Officials projected three quarter-point rate increases this year, according to the median of their quarterly estimates in December; up from the two moves they had forecast three months earlier. That was partly in response to steady progress toward the Fed’s goals of 2 percent inflation and full employment. Some officials also began incorporating into their outlook assumptions about pro-growth policies likely to be proposed by the then-incoming Trump administration.
Since then, however, the White House has provided no clear details about what measures it plans it intends to bring to Congress on taxes, spending, regulatory reform or other steps aimed at boosting the economy. That has left Fed officials, and investors, with a heightened degree of uncertainty over the likely path of rates this year and next.
“We don’t want to put in very clear expectations when I don’t think they exist in the policy making apparatus yet,” Fischer said.
Fed Chair Janet Yellen is scheduled to testify before U.S. lawmakers Tuesday and Wednesday in Washington where she is expected to keep the Fed’s options open on the timing of the next hike.
Fischer was also asked about the future of the sweeping post-crisis banking reforms of the 2010 Dodd-Frank Act that President Trump has said is holding back small businesses and must be undone.
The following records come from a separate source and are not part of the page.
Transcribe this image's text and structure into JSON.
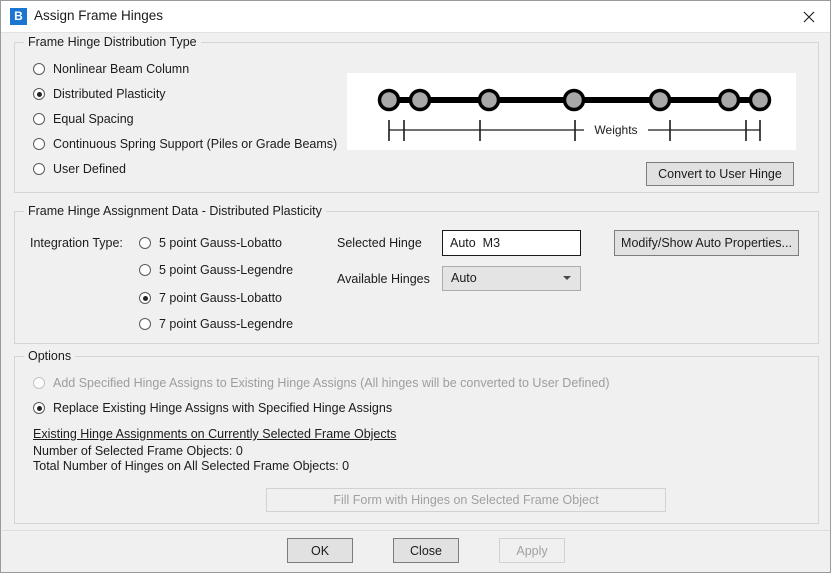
{
  "window": {
    "title": "Assign Frame Hinges",
    "app_icon_letter": "B",
    "close_icon": "close-icon"
  },
  "distribution_group": {
    "title": "Frame Hinge Distribution Type",
    "options": [
      {
        "label": "Nonlinear Beam Column",
        "checked": false
      },
      {
        "label": "Distributed Plasticity",
        "checked": true
      },
      {
        "label": "Equal Spacing",
        "checked": false
      },
      {
        "label": "Continuous Spring Support (Piles or Grade Beams)",
        "checked": false
      },
      {
        "label": "User Defined",
        "checked": false
      }
    ],
    "convert_button": "Convert to User Hinge",
    "diagram": {
      "caption": "Weights",
      "node_count": 7
    }
  },
  "assignment_group": {
    "title": "Frame Hinge Assignment Data - Distributed Plasticity",
    "integration_label": "Integration Type:",
    "integration_options": [
      {
        "label": "5 point Gauss-Lobatto",
        "checked": false
      },
      {
        "label": "5 point Gauss-Legendre",
        "checked": false
      },
      {
        "label": "7 point Gauss-Lobatto",
        "checked": true
      },
      {
        "label": "7 point Gauss-Legendre",
        "checked": false
      }
    ],
    "selected_hinge_label": "Selected Hinge",
    "selected_hinge_value": "Auto  M3",
    "available_hinges_label": "Available Hinges",
    "available_hinges_value": "Auto",
    "available_hinges_options": [
      "Auto"
    ],
    "modify_button": "Modify/Show Auto Properties..."
  },
  "options_group": {
    "title": "Options",
    "options": [
      {
        "label": "Add Specified Hinge Assigns to Existing Hinge Assigns  (All hinges will be converted to User Defined)",
        "checked": false,
        "disabled": true
      },
      {
        "label": "Replace Existing Hinge Assigns with Specified Hinge Assigns",
        "checked": true,
        "disabled": false
      }
    ],
    "existing_heading": "Existing Hinge Assignments on Currently Selected Frame Objects",
    "num_selected_frames": "Number of Selected Frame Objects:  0",
    "total_hinges": "Total Number of Hinges on All Selected Frame Objects:  0",
    "fill_form_button": "Fill Form with Hinges on Selected Frame Object"
  },
  "footer": {
    "ok_button": "OK",
    "close_button": "Close",
    "apply_button": "Apply"
  },
  "chart_data": {
    "type": "scatter",
    "title": "Weights",
    "xlabel": "",
    "ylabel": "",
    "series": [
      {
        "name": "7 point Gauss-Lobatto integration points",
        "x": [
          0.0,
          0.075,
          0.243,
          0.5,
          0.757,
          0.925,
          1.0
        ],
        "y": [
          0,
          0,
          0,
          0,
          0,
          0,
          0
        ]
      }
    ],
    "tick_positions": [
      0.0,
      0.04,
      0.245,
      0.5,
      0.755,
      0.96,
      0.985,
      1.0
    ],
    "grid": false,
    "legend": "none"
  }
}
“I don’t think that the Dodd Frank act as a whole is going to be repealed. There may be some adjustments to it,” he said. “There are many aspects that are extremely important. Significantly reducing the capital requirements would reduce the safety of the system and we certainly hope it’s not going to happen, particularly for the big banks.”
Trump’s ability to reshape central bank oversight of Wall Street was improved Friday by the news that Fed Governor Daniel Tarullo will step down in early April. Tarullo has been the Fed’s key official on banking and his departure will give the White House an opportunity to fill three of the seven seats on the Fed Board in Washington, where there are already two existing vacancies.